Multi-disciplinary teams should work across hospital and community settings – including with services provided by community health, adult social care and social care providers – to plan post-discharge care, long-term needs assessments and, where appropriate, end of life care.
Life transitions can be difficult for anyone but the potential for anxiety and disruption is amplified when people with long-term conditions or disabilities are being asked to move from one support setting or service network to another. These service transitions often coincide with a broader change in someone’s overall stage of life such as when a young person with a disability or mental health difficulty moves from children to adult services, or when an older person with dementia moves into a residential care home. Such transitions also affect family carers who will commonly experience considerable changes in their personal circumstances and caring responsibilities. Discharge from hospital is another often stressful transition as someone is moving from an environment in which there is continual access to care, to one in which they will be more reliant on their own abilities and support from their informal carers and networks.
Well-managed transitions of care are those which are sufficiently planned before the day of the move, involve the person and if appropriate family carers in the decision-making, and are coordinated around the interests and needs of the individual.
Explore transitions of care
How do well-managed transitions relate to integrated care?
Despite many previous attempts in national policy and practice guidance to improve the co-ordination of care, we found lots of ongoing examples of disputed responsibilities, delays, hand offs, ‘cost shunting’ and ‘turf wars’.
It is at those times of transition when the need for person-centred and coordinated care is arguably at its greatest. Professionals may not be clear about who is responsible for what in the new setting, communication processes and digital records may not operate beyond existing service boundaries, and different access criteria, modes of care, and service capacity may be in place. Relationships that people have developed with key professionals are likely to be lost which then requires them to retell their personal stories and establish connections with new teams. Basic but key information such as how to contact new teams and when they will visit are not always clearly communicated to the person or their family in advance of their move. Well-managed transitions cannot prevent all of this disruption but can reassure people and their families that there is continuity in their support based on a shared understanding of their care needs and what matters to them as individuals.

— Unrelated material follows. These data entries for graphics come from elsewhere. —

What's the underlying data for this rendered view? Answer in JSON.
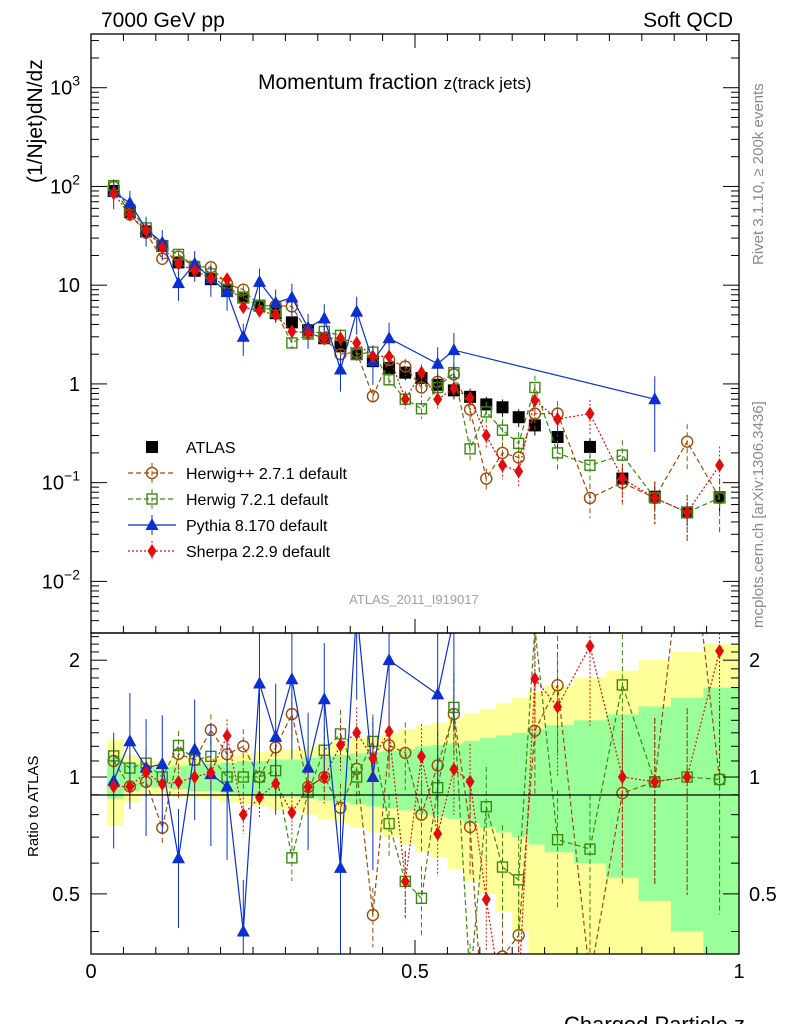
{
  "header": {
    "left": "7000 GeV pp",
    "right": "Soft QCD"
  },
  "side_labels": {
    "top": "Rivet 3.1.10, ≥ 200k events",
    "bottom": "mcplots.cern.ch [arXiv:1306.3436]"
  },
  "watermark": "ATLAS_2011_I919017",
  "chart_data": {
    "type": "scatter",
    "title": "Momentum fraction z(track jets)",
    "title_main": "Momentum fraction ",
    "title_sub": "z(track jets)",
    "xlabel": "Charged Particle z",
    "ylabel": "(1/Njet)dN/dz",
    "ratio_ylabel": "Ratio to ATLAS",
    "xlim": [
      0,
      1
    ],
    "ylim": [
      0.003,
      3500
    ],
    "ratio_ylim": [
      0.35,
      2.35
    ],
    "yscale": "log",
    "x_ticks": [
      "0",
      "0.5",
      "1"
    ],
    "y_ticks": [
      {
        "value": 0.01,
        "label": "10",
        "exp": "−2"
      },
      {
        "value": 0.1,
        "label": "10",
        "exp": "−1"
      },
      {
        "value": 1,
        "label": "1",
        "exp": ""
      },
      {
        "value": 10,
        "label": "10",
        "exp": ""
      },
      {
        "value": 100,
        "label": "10",
        "exp": "2"
      },
      {
        "value": 1000,
        "label": "10",
        "exp": "3"
      }
    ],
    "ratio_ticks": [
      "0.5",
      "1",
      "2"
    ],
    "ratio_tick_values": [
      0.5,
      1,
      2
    ],
    "legend_position": "center-left",
    "x": [
      0.035,
      0.06,
      0.085,
      0.11,
      0.135,
      0.16,
      0.185,
      0.21,
      0.235,
      0.26,
      0.285,
      0.31,
      0.335,
      0.36,
      0.385,
      0.41,
      0.435,
      0.46,
      0.485,
      0.51,
      0.535,
      0.56,
      0.585,
      0.61,
      0.635,
      0.66,
      0.685,
      0.72,
      0.77,
      0.82,
      0.87,
      0.92,
      0.97
    ],
    "band_edges": [
      0.025,
      0.05,
      0.075,
      0.1,
      0.125,
      0.15,
      0.175,
      0.2,
      0.225,
      0.25,
      0.275,
      0.3,
      0.325,
      0.35,
      0.375,
      0.4,
      0.425,
      0.45,
      0.475,
      0.5,
      0.525,
      0.55,
      0.575,
      0.6,
      0.625,
      0.65,
      0.675,
      0.7,
      0.745,
      0.795,
      0.845,
      0.895,
      0.945,
      1.0
    ],
    "band_stat": [
      0.12,
      0.08,
      0.06,
      0.06,
      0.07,
      0.08,
      0.08,
      0.09,
      0.1,
      0.1,
      0.11,
      0.11,
      0.12,
      0.13,
      0.14,
      0.15,
      0.16,
      0.17,
      0.18,
      0.2,
      0.21,
      0.22,
      0.24,
      0.26,
      0.28,
      0.3,
      0.33,
      0.36,
      0.4,
      0.45,
      0.52,
      0.6,
      0.7
    ],
    "band_total": [
      0.25,
      0.14,
      0.1,
      0.1,
      0.11,
      0.12,
      0.12,
      0.14,
      0.15,
      0.16,
      0.18,
      0.18,
      0.2,
      0.22,
      0.24,
      0.26,
      0.28,
      0.3,
      0.33,
      0.36,
      0.38,
      0.42,
      0.46,
      0.5,
      0.55,
      0.6,
      0.66,
      0.72,
      0.8,
      0.88,
      1.0,
      1.1,
      1.2
    ],
    "series": [
      {
        "name": "ATLAS",
        "color": "#000000",
        "marker": "square-filled",
        "line": "none",
        "values": [
          90,
          55,
          35,
          25,
          17,
          14,
          11.5,
          9,
          7.5,
          6.2,
          5.2,
          4.2,
          3.5,
          2.9,
          2.4,
          2.0,
          1.7,
          1.45,
          1.3,
          1.15,
          0.98,
          0.86,
          0.74,
          0.62,
          0.58,
          0.46,
          0.38,
          0.29,
          0.23,
          0.11,
          0.072,
          0.05,
          0.071
        ]
      },
      {
        "name": "Herwig++ 2.7.1 default",
        "color": "#9b4d0b",
        "marker": "circle-open",
        "line": "dashed",
        "values": [
          99,
          52,
          34,
          18.5,
          19.5,
          15.5,
          15.2,
          10.3,
          9.0,
          6.2,
          6.2,
          6.1,
          3.3,
          2.9,
          2.0,
          2.1,
          0.75,
          1.75,
          1.5,
          0.92,
          1.05,
          1.25,
          0.55,
          0.11,
          0.2,
          0.18,
          0.5,
          0.5,
          0.07,
          0.1,
          0.07,
          0.26,
          0.07
        ]
      },
      {
        "name": "Herwig 7.2.1 default",
        "color": "#3a8a0e",
        "marker": "square-open",
        "line": "dashed",
        "values": [
          102,
          58,
          38,
          25,
          20.5,
          15.5,
          13,
          9.0,
          7.5,
          6.2,
          5.4,
          2.6,
          3.2,
          3.4,
          3.1,
          2.0,
          2.1,
          1.1,
          0.7,
          0.56,
          0.92,
          1.3,
          0.22,
          0.52,
          0.34,
          0.25,
          0.92,
          0.2,
          0.15,
          0.19,
          0.07,
          0.05,
          0.07
        ]
      },
      {
        "name": "Pythia 8.170 default",
        "color": "#0b2fd1",
        "marker": "triangle-filled",
        "line": "solid",
        "values": [
          88,
          68,
          37,
          27,
          10.5,
          16.5,
          11.7,
          8.5,
          3.0,
          10.8,
          6.6,
          7.5,
          3.7,
          4.6,
          1.4,
          5.4,
          1.7,
          2.9,
          null,
          null,
          1.6,
          2.2,
          null,
          null,
          null,
          null,
          null,
          null,
          null,
          null,
          0.7,
          null,
          null
        ]
      },
      {
        "name": "Sherpa 2.2.9 default",
        "color": "#e20c0c",
        "marker": "diamond-filled",
        "line": "dotted",
        "values": [
          85,
          52,
          36,
          24,
          16.5,
          14,
          11.8,
          11.5,
          6.0,
          5.5,
          5.0,
          3.4,
          3.3,
          2.9,
          2.9,
          2.6,
          1.9,
          1.9,
          0.7,
          1.3,
          0.7,
          0.9,
          0.72,
          0.3,
          0.15,
          0.13,
          0.68,
          0.44,
          0.5,
          0.11,
          0.07,
          0.05,
          0.15
        ]
      }
    ]
  }
}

Who benefits from well-managed transitions?
Interventions that support timely and safe transitions are generally aimed at ensuring people can find adequate support when they no longer require hospital care, either from community health services or social care. This includes older and frail people, people with long-term and complex needs and people with mental health problems, but also those who may need additional short-term support in the community to improve their independence.
What do transitions of care need in order to succeed?
High level strategic leadership, commitment and coordination are vital. Across the council there will need to be leadership and commitment to a whole family approach, with protocols in place across a wide range of local partnerships to enable services to be coordinated and responsive to the needs of young carers in their transition to adulthood.
Multidisciplinary staff from general practice, hospital and community care teams were interviewed about what they felt was important for a successful transition. The study identified three factors: knowing the patient; knowing staff within and across teams; and bridging gaps in the healthcare system.
Transitions of care involve people moving through the boundaries of existing care provision. By their nature therefore, transitions require systems working in which organisations look beyond their usual responsibilities to connect with other services and collaborate to provide a seamless transfer process. When barriers relate to uncertainties or arguments about who will pay for the new support, it can be helpful for organisations to consider pooling funding into a shared pot for facilitation of the process or needs of a population. This is often deployed when those in a population are likely to have complex needs, such as people who are homeless or who have a profound disability. Senior leaders set the overall vision for how people in the local system will experience transitions and can work to challenge existing practices or rules which prevent new models being implemented.
Professionals responsible for supporting someone during a transition need time and opportunity to communicate with the person and family carers, to understand what is important to them, and identify any anxieties which they may be experiencing. This will enable the professionals to ensure that these issues are addressed thoroughly in the process. Developing good communication and respectful relationships with the teams who will subsequently be responsible for providing care facilitates trust between the services and confidence in raising any concerns in the transition.
What is the evidence for outcomes and impact?
A Transitional Care Model which includes multi-components namely pre-discharge and intensive post discharge follow-up components can reduce hospital readmission and ED visits. Components like shared decision making, involvement of informal caregiver and a small, tailored care team with a defined coordinator can increase the success.
The results are encouraging as they show that discharge programmes can be effective in reducing homelessness and hospitalisations and may be effective in reducing reincarceration post-discharge.
Well-managed transitions can have multiple benefits, dependant on the transition in question. For example, timely and supported discharge from hospital can reduce the likelihood that someone will be readmitted for a similar issue in the short term, and that acute care capacity is not occupied by people who would be better cared for in a community setting. This also reduces the likelihood that someone will experience deterioration in their physical and mental health associated with an in-patient stay or be at risk of a hospital-based infection. For all transitions, people having the opportunity, time, and support to prepare for the change and make decisions over what is important increases the likelihood that their stress and anxiety will be reduced and that their wellbeing will not be adversely affected by the move.